I first heard about the MassTransit (MT) library about a year ago from an ex-colleague who came to our office to share experiences. The company, in which he settled, used MT to reduce the connectivity between the modules of the service they are developing and, since the high connectivity began to turn into a problem and for us, the experience of others turned out to be very useful. In addition to reducing connectivity by switching to an event-based model of interaction between modules, MT was useful to us for the distribution of resource-intensive tasks among several processes.

What is MassTransit.

MassTransit is an implementation of the well-known DataBus pattern. The main objective of this pattern is to organize the interaction of several objects that are unaware of the existence of each other through the exchange of messages between them. The library was written by Dru Sellers and Chris Patterson as a free version of the NServiceBus project, capable of using a RabbitMQ or MSMQ message server to choose from as a transport. In our project, we chose to use RabbitMQ, so here we will describe the experience and pitfalls that await the configuration of the bus on this server queues.
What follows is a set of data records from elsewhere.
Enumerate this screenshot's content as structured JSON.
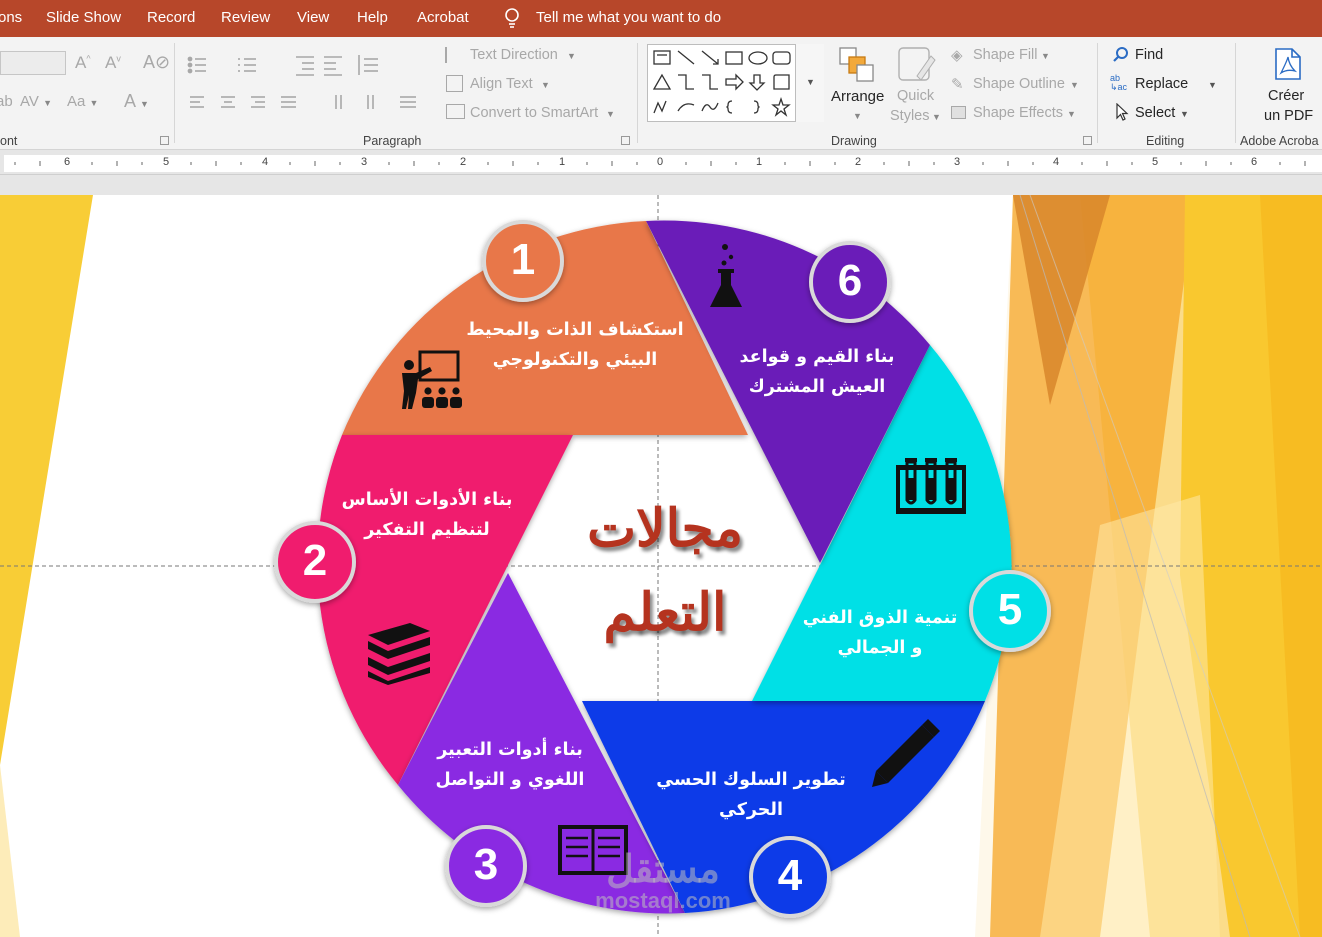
{
  "menu": [
    "ons",
    "Slide Show",
    "Record",
    "Review",
    "View",
    "Help",
    "Acrobat"
  ],
  "tell_me": "Tell me what you want to do",
  "ribbon": {
    "font_group": "ont",
    "paragraph_group": "Paragraph",
    "text_direction": "Text Direction",
    "align_text": "Align Text",
    "convert_smartart": "Convert to SmartArt",
    "drawing_group": "Drawing",
    "arrange": "Arrange",
    "quick_styles_1": "Quick",
    "quick_styles_2": "Styles",
    "shape_fill": "Shape Fill",
    "shape_outline": "Shape Outline",
    "shape_effects": "Shape Effects",
    "editing_group": "Editing",
    "find": "Find",
    "replace": "Replace",
    "select": "Select",
    "create_pdf_1": "Créer",
    "create_pdf_2": "un PDF",
    "acrobat_group": "Adobe Acroba"
  },
  "ruler_numbers": [
    "6",
    "5",
    "4",
    "3",
    "2",
    "1",
    "0",
    "1",
    "2",
    "3",
    "4",
    "5",
    "6"
  ],
  "slide": {
    "center_title_1": "مجالات",
    "center_title_2": "التعلم",
    "segments": [
      {
        "number": "1",
        "line1": "استكشاف الذات والمحيط",
        "line2": "البيئي والتكنولوجي",
        "color": "#e8774a",
        "icon": "teacher-board-icon"
      },
      {
        "number": "2",
        "line1": "بناء الأدوات الأساس",
        "line2": "لتنظيم التفكير",
        "color": "#f01c6e",
        "icon": "books-stack-icon"
      },
      {
        "number": "3",
        "line1": "بناء أدوات التعبير",
        "line2": "اللغوي و التواصل",
        "color": "#8a2be2",
        "icon": "open-book-icon"
      },
      {
        "number": "4",
        "line1": "تطوير السلوك الحسي",
        "line2": "الحركي",
        "color": "#0d3be8",
        "icon": "pencil-icon"
      },
      {
        "number": "5",
        "line1": "تنمية الذوق الفني",
        "line2": "و الجمالي",
        "color": "#05e0e6",
        "icon": "test-tubes-icon"
      },
      {
        "number": "6",
        "line1": "بناء القيم و قواعد",
        "line2": "العيش المشترك",
        "color": "#6b1bb8",
        "icon": "flask-icon"
      }
    ],
    "watermark_ar": "مستقل",
    "watermark_en": "mostaql.com"
  }
}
Despite the fact that MassTransit is a layer of abstraction over the AMQP protocol and the developers tried to hide the implementation details so that knowledge about the device of the queue server and the AMQP protocol for using the library is practically not required, to understand the article and successfully go around the rake during bus configuration RabbitMQ server is desirable to have. This is bad news, but there is good news as well. At the very least knowledge is needed, it will be enough to read the first four lessons from here . The lessons are small and clear, learning the basics of working with RabbitMQ does not take much time, but it can bring many benefits. By the way, the first couple of lessons were even translated into Habré. Lesson one and lesson two .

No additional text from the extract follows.